Department of Neuroscience and Integrative Molecular and Biomedical Sciences Graduate Program, Baylor College of Medicine, Houston, TX 77030, USA.
Department of Neurology, Perelman School of Medicine, University of Pennsylvania, Philadelphia, PA 19104, USA; Division of Neurology, Department of Pediatrics, The Children's Hospital of Philadelphia, Philadelphia, PA 19104, USA.
Am J Hum Genet. 2018 Jun 7;102(6):1158-1168. doi: 10.1016/j.ajhg.2018.04.012. Epub 2018 May 31.
βIV spectrin links ankyrinG (AnkG) and clustered ion channels at axon initial segments (AISs) and nodes of Ranvier to the axonal cytoskeleton. Here, we report bi-allelic pathogenic SPTBN4 variants (three homozygous and two compound heterozygous) that cause a severe neurological syndrome that includes congenital hypotonia, intellectual disability, and motor axonal and auditory neuropathy. We introduced these variants into βIV spectrin, expressed these in neurons, and found that 5/7 were loss-of-function variants disrupting AIS localization or abolishing phosphoinositide binding. Nerve biopsies from an individual with a loss-of-function variant had reduced nodal Na channels and no nodal KCNQ2 K channels. Modeling the disease in mice revealed that although ankyrinR (AnkR) and βI spectrin can cluster Na channels and partially compensate for the loss of AnkG and βIV spectrin at nodes of Ranvier, AnkR and βI spectrin cannot cluster KCNQ2- and KCNQ3-subunit-containing K channels. Our findings define a class of spectrinopathies and reveal the molecular pathologies causing nervous-system dysfunction.

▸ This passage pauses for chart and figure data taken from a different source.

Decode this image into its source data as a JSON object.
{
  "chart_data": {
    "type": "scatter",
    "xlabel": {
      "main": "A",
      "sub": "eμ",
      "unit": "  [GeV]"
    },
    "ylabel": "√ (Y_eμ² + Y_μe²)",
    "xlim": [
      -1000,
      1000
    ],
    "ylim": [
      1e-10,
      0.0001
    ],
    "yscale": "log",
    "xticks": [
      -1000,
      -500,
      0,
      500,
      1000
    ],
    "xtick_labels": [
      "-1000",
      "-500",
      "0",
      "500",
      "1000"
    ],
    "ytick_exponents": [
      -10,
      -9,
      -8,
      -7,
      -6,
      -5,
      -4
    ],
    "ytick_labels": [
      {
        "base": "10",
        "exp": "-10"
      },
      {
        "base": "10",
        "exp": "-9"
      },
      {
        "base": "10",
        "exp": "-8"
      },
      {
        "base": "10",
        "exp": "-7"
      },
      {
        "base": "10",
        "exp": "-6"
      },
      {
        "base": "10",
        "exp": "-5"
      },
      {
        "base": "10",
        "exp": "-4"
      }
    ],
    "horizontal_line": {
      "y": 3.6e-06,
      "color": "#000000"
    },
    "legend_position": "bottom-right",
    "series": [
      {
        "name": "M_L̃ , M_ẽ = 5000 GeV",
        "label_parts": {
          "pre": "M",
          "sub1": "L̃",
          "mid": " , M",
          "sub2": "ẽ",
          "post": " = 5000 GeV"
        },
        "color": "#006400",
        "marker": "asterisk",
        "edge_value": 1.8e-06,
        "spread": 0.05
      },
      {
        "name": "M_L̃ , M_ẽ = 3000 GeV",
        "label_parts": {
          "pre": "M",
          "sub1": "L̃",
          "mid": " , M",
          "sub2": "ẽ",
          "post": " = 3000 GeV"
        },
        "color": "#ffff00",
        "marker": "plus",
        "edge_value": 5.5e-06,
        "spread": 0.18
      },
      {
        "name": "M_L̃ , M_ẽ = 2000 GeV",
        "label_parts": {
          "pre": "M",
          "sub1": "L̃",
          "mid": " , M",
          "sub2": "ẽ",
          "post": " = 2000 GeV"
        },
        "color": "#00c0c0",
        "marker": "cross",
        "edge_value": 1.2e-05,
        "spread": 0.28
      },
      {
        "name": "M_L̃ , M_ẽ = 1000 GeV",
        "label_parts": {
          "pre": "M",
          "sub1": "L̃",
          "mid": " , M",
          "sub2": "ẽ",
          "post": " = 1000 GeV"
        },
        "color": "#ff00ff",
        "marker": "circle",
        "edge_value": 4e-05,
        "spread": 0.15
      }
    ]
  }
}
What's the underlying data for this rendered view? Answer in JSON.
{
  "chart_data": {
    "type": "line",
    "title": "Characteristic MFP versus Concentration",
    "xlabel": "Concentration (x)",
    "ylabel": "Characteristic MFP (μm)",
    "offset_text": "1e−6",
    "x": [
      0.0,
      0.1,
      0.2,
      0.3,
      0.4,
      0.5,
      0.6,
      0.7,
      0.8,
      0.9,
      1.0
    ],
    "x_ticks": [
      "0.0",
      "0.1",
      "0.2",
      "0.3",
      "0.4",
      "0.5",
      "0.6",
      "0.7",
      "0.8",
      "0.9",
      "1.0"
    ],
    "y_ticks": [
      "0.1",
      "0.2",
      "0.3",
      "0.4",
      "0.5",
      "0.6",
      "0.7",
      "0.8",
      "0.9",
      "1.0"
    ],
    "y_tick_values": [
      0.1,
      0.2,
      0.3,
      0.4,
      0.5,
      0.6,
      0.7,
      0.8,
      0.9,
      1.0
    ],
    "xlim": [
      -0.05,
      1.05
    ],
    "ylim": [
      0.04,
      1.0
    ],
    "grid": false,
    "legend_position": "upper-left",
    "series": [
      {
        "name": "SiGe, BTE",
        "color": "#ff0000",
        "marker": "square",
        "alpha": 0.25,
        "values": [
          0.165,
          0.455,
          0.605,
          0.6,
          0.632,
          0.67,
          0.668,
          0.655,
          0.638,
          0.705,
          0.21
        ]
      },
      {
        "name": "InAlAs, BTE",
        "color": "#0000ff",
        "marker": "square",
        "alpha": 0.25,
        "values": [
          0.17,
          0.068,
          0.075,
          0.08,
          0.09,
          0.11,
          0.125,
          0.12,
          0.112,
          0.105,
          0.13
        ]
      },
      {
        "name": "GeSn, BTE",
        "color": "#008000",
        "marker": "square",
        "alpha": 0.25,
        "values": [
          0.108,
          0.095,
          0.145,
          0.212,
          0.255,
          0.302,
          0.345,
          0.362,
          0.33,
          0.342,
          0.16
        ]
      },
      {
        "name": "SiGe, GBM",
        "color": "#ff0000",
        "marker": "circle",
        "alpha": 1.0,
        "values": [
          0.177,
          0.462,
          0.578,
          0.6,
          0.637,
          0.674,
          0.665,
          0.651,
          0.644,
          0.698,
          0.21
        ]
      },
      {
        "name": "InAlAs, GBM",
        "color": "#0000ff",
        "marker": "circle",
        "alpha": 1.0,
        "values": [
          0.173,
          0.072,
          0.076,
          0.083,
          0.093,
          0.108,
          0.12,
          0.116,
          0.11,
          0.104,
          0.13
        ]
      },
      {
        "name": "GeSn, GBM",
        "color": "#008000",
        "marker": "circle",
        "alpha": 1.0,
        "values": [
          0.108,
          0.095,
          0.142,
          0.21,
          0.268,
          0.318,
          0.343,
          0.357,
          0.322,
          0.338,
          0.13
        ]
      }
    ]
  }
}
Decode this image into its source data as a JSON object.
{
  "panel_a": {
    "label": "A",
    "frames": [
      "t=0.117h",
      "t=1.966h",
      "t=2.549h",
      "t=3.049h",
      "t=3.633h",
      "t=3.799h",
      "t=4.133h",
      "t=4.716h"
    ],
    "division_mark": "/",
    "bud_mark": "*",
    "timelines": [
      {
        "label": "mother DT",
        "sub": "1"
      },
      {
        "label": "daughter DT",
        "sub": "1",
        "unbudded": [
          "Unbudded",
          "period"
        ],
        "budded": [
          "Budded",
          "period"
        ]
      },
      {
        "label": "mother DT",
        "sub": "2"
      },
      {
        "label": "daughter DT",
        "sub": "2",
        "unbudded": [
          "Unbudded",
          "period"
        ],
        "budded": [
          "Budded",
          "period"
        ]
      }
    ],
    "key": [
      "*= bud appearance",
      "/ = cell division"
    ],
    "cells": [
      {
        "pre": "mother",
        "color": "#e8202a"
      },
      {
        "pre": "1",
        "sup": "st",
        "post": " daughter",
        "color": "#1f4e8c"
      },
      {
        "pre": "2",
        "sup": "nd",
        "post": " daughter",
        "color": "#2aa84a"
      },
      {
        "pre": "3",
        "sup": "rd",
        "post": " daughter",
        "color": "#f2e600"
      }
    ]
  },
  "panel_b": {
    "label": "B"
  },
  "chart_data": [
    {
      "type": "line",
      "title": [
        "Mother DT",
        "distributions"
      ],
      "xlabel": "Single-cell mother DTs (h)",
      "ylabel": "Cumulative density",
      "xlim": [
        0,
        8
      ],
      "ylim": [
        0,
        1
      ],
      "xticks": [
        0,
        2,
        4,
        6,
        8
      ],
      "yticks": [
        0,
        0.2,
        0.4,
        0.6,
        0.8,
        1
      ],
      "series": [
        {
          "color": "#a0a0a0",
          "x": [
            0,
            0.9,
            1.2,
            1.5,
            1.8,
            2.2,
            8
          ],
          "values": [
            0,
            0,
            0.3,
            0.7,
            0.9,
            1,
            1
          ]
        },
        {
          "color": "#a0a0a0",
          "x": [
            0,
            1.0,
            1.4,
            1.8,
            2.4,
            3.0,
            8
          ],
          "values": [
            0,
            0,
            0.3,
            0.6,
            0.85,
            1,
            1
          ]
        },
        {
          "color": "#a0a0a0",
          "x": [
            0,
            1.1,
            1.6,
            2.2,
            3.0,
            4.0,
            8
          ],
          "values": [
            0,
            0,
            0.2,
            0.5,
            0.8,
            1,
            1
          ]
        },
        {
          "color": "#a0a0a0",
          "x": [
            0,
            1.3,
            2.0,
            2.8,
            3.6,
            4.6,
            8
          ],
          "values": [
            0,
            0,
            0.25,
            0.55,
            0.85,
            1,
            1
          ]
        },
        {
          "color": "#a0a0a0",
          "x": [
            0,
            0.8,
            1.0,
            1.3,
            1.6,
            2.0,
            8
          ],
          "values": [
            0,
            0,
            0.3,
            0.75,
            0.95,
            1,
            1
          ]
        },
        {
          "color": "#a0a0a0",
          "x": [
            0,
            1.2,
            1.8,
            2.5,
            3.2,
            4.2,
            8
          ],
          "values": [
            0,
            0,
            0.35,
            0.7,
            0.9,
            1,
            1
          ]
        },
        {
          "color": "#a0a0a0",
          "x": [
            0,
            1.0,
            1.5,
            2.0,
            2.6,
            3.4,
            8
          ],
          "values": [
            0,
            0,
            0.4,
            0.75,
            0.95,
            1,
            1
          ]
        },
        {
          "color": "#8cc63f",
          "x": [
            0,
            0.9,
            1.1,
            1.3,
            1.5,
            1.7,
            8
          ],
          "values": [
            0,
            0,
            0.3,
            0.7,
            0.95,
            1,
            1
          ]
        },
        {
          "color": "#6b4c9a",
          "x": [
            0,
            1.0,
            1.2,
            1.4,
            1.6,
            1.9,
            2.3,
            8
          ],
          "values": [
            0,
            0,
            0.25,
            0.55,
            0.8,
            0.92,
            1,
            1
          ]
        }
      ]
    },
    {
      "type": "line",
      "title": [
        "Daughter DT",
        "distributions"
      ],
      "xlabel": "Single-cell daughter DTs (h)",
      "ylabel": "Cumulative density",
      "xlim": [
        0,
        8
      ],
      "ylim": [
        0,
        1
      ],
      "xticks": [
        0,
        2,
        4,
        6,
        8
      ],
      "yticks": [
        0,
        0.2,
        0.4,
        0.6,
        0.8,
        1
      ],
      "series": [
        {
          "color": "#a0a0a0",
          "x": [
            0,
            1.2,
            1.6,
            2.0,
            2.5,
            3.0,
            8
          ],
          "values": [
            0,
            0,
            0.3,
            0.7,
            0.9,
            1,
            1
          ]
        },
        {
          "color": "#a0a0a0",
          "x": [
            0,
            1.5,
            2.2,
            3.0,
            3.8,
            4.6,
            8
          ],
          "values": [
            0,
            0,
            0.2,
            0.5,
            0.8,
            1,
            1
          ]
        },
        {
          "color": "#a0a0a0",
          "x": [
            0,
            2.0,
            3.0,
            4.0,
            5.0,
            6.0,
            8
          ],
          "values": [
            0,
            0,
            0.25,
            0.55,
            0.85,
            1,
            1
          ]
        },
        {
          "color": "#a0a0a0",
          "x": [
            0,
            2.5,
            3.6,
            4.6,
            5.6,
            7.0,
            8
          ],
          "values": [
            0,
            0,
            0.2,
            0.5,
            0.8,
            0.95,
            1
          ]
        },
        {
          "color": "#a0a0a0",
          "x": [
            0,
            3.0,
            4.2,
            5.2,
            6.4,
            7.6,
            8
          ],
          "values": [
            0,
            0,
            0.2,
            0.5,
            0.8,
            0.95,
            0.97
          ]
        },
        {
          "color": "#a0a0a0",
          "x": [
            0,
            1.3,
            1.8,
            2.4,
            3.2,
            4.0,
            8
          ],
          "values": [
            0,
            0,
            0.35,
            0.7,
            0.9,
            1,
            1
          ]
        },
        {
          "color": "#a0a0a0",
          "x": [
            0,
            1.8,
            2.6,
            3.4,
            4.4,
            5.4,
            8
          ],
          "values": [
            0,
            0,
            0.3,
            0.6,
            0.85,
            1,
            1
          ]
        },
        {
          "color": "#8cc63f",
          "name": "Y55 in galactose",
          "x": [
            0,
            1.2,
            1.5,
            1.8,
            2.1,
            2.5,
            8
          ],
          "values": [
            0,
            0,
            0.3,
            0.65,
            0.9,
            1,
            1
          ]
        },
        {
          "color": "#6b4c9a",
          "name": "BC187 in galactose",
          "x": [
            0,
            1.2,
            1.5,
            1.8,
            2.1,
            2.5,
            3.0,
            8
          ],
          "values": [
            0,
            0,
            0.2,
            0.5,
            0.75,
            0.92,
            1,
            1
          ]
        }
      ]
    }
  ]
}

βIV spectrin 将 ankyrinG(AnkG)和聚集的离子通道连接到轴突起始段(AIS)和Ranvier 的节点,使其与轴突细胞骨架相连。在这里,我们报告了导致严重神经综合征的双等位基因致病性 SPTBN4 变体(三种纯合子和两种复合杂合子),该综合征包括先天性张力减退、智力障碍以及运动轴索性和听觉神经病。我们将这些变体引入βIV spectrin 中,在神经元中表达这些变体,并发现其中 5/7 种是功能丧失变体,破坏了 AIS 的定位或消除了磷酸肌醇结合。来自具有功能丧失变体的个体的神经活检显示,尽管 ankyrinR(AnkR)和βI spectrin 可以聚类 Na 通道,并部分补偿 AnkG 和βIV spectrin 在 Ranvier 节点处的缺失,但 AnkR 和βI spectrin 不能聚类包含 KCNQ2 和 KCNQ3 亚基的 K 通道。我们的研究结果定义了一类 spectrinopathy,并揭示了导致神经系统功能障碍的分子病理学。